EMPAT PULUH LIMA

Mulai dari awal
                                    

"Gue pergi dulu, Al," ujar Ilona bersiap-siap untuk melajukan motornya.

"Hati-hati!" teriak Alana saat Ilona mulai keluar dari halaman rumah mereka.


*****


Ilona menatap pintu masuk restoran yang dikunjunginya. Waktu hampir menunjukkan pukul sebelas malam. Pengunjung restoran pun hanya tersisa dirinya saja. Tetapi Areksa masih belum ada tanda-tanda untuk datang ke sini menghampiri dirinya.

"Mbak, restoran akan kami tutup. Mbak masih mau di sini?" Seorang pelayan wanita datang menghampirinya. Wajahnya terlihat ramah sekaligus merasa kasihan dengan Ilona. "Kayaknya Mbak lagi capek banget, ya? Mukanya pucat begitu."

Ilona tersenyum tipis. "Makasih, ya, Kak. Saya nggak apa-apa kok. Pacar saya lagi sibuk, jadi dia nggak bisa dateng. Hehe."

"Mbak mau pulang sekarang?"

Ilona mengangguk.

"Malam-malam seperti ini? Nanti kalau ada apa-apa di jalan gimana, Mbak?" tanya pelayan wanita itu.

Ilona tertawa kecil. "Saya udah biasa. Kalau gitu, saya pulang dulu. Terima kasih banyak bantuannya."

Gadis itu berdiri dari duduknya. Kedua matanya tidak bisa berbohong kalau dirinya benar-benar kecewa karena Areksa. Meja cantik yang di atasnya terdapat banyak makanan juga lilin-lilin kecil itu menjadi saksi bisu penantian Ilona selama berjam-jam.

"Makanannya bungkus buat Kakak aja, ya. Saya permisi." Ilona sedikit menundukkan kepalanya. Setelah itu ia melangkah keluar dari dalam restoran. Helaan napas berat keluar dari mulutnya beberapa kali.

Ilona memutuskan untuk menghubungi Areksa lagi. Sejak tadi cowok itu sama sekali tidak mengangkat telepon darinya.

Senyum lebar terbit di bibir Ilona saat telepon darinya ternyata diangkat oleh Areksa.

"Halo, Eksa?" panggil Ilona dengan riang.

"Halo? Ini Ilona, ya? Gue Naura."

Ilona mengerutkan keningnya dengan jantung yang berdebar kencang. Untuk apa ponsel milik Areksa berada di tangan gadis itu?

"Hari ini ada reuni sama purna OSIS tahun kemarin, Na. Areksa sama beberapa anggota lainnya ketiduran di rumah gue."

Kedua mata Ilona berkaca-kaca. Jadi, cowok itu tengah bersenang-senang bersama teman-temannya?
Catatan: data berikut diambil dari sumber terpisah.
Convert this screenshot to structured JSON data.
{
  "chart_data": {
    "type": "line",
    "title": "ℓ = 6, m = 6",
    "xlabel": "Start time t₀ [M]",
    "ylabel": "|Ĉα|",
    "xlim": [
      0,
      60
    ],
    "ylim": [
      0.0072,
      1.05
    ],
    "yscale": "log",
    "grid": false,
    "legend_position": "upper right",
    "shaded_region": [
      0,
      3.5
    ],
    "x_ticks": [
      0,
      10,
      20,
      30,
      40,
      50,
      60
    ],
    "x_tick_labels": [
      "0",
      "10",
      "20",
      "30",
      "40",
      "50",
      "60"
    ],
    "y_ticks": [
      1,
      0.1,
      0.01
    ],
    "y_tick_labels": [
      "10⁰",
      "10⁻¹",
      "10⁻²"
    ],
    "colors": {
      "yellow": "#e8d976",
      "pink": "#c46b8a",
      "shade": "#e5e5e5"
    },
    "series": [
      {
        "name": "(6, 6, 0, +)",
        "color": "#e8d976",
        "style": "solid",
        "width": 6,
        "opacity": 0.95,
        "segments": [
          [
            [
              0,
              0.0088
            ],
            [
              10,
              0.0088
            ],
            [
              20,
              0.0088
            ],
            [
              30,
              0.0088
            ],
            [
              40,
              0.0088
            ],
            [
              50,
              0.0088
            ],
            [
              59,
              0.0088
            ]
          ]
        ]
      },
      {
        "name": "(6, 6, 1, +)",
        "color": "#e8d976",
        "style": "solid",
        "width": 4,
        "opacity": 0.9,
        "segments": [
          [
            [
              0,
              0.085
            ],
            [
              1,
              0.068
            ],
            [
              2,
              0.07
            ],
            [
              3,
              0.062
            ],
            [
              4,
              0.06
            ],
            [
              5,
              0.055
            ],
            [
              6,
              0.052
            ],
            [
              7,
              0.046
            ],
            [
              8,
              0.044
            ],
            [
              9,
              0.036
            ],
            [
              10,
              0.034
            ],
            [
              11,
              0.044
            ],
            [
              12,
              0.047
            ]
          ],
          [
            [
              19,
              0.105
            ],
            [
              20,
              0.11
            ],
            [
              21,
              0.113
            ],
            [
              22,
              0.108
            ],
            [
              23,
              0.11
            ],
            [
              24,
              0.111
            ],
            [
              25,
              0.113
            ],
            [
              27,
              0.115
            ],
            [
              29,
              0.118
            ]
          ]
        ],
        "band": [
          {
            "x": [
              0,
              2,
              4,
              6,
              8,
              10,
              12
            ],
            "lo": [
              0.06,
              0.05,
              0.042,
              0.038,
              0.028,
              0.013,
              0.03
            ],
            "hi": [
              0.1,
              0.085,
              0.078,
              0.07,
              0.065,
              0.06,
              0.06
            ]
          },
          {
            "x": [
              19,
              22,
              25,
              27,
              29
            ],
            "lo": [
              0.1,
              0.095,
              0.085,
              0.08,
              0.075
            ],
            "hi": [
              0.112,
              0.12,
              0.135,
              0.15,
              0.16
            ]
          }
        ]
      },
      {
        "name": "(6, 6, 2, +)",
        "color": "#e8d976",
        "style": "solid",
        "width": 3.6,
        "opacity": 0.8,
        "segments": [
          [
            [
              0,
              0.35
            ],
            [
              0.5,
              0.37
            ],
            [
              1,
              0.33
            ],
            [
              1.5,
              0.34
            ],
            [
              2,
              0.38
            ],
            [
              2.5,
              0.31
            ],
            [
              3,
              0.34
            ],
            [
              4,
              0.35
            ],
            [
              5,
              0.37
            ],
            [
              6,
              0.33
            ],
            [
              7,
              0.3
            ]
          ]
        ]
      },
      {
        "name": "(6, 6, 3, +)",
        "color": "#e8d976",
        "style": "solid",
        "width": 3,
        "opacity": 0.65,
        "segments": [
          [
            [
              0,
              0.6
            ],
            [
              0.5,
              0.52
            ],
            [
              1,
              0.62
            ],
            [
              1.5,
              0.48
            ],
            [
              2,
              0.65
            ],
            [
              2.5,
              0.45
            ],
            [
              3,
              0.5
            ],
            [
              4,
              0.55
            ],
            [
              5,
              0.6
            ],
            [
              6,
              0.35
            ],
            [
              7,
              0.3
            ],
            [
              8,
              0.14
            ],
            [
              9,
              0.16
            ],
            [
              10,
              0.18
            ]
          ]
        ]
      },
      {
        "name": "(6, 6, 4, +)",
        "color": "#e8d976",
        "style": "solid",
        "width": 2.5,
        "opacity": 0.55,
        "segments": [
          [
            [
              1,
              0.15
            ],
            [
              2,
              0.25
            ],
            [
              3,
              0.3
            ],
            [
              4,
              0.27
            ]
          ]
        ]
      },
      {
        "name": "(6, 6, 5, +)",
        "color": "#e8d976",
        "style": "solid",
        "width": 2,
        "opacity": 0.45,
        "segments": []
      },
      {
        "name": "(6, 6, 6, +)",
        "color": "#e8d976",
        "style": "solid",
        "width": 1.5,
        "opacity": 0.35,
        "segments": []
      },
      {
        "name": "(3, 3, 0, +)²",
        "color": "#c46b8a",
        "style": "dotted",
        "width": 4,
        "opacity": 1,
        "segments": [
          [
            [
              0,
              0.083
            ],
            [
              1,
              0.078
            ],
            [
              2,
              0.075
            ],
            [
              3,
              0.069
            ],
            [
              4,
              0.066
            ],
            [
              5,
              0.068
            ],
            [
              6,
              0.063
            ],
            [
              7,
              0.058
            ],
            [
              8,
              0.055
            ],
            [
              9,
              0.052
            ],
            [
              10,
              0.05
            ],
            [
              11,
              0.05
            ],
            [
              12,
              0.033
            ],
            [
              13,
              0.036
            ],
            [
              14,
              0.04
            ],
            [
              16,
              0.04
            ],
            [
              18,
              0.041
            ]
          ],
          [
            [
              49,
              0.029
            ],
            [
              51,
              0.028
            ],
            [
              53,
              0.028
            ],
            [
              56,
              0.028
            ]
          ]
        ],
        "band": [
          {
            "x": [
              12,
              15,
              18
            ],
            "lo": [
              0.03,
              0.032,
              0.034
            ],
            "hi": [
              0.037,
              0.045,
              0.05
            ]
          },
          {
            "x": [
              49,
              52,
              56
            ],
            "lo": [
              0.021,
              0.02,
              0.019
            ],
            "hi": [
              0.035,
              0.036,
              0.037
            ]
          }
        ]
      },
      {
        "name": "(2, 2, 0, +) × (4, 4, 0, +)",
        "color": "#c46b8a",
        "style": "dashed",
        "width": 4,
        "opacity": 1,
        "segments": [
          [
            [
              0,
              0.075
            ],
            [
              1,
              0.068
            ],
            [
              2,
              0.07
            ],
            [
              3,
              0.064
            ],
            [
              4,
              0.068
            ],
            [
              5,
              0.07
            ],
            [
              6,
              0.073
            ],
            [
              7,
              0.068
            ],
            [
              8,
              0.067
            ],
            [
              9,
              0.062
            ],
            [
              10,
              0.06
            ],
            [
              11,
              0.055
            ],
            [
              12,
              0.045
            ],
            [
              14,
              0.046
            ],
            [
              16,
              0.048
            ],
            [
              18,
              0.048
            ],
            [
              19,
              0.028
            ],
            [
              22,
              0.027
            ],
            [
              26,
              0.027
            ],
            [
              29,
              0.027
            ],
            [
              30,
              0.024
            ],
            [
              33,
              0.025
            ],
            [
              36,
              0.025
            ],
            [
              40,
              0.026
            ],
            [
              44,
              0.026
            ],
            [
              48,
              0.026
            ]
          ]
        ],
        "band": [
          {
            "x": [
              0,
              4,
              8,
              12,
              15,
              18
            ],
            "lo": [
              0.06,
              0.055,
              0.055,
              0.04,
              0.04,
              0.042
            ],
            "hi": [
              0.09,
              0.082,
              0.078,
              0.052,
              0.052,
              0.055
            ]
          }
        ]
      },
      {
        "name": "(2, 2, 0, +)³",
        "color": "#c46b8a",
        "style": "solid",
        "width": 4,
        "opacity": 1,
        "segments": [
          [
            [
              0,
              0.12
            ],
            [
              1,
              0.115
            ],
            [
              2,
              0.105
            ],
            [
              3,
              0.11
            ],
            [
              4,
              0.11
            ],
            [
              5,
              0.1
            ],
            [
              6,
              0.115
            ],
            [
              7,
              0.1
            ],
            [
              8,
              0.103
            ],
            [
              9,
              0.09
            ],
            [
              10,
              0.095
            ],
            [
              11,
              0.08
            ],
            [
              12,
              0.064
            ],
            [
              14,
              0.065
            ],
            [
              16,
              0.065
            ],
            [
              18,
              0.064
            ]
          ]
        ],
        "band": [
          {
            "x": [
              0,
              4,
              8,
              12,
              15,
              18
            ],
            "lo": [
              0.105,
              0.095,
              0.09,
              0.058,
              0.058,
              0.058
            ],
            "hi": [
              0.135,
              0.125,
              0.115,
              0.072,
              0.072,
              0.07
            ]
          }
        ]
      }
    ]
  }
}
Sementara dirinya justru menunggu tanpa kepastian selama berjam-jam.

Napas gadis itu memburu. Perasaannya benar-benar tidak bisa dijabarkan untuk sekarang.

"Gue bangunin, ya, Na? Udah malem juga. Nanti gue kasih tau kalau lo habis nelpon."

Tanpa menjawab perkataan Naura, Ilona segera menutup sambungan telepon mereka.

"Gue yang lebay. Baru sebulan jadian udah sok-sokan mau ngerayain."

Gadis itu mendongakkan pandangannya untuk menatap langit malam yang terlihat mendung. Sepertinya, hujan akan segera tiba.

"Biarin gue hujan-hujanan. Dulu, Eksa selalu marah kalau gue kena air hujan dikit aja. Tapi sekarang, kayaknya itu udah nggak berlaku lagi."

Tepat setelah Ilona mengucapkan kalimat itu, hujan deras pun mengguyur hebat tubuh rapuhnya.

****


Areksa mengendarai motornya kebut-kebutan. Ia terkejut bukan main saat melihat ratusan pesan dari Ilona yang masuk ke dalam ponselnya. Setelah mengecek di restoran yang Ilona kirimkan alamatnya, ternyata gadis itu sudah tidak berada di sana.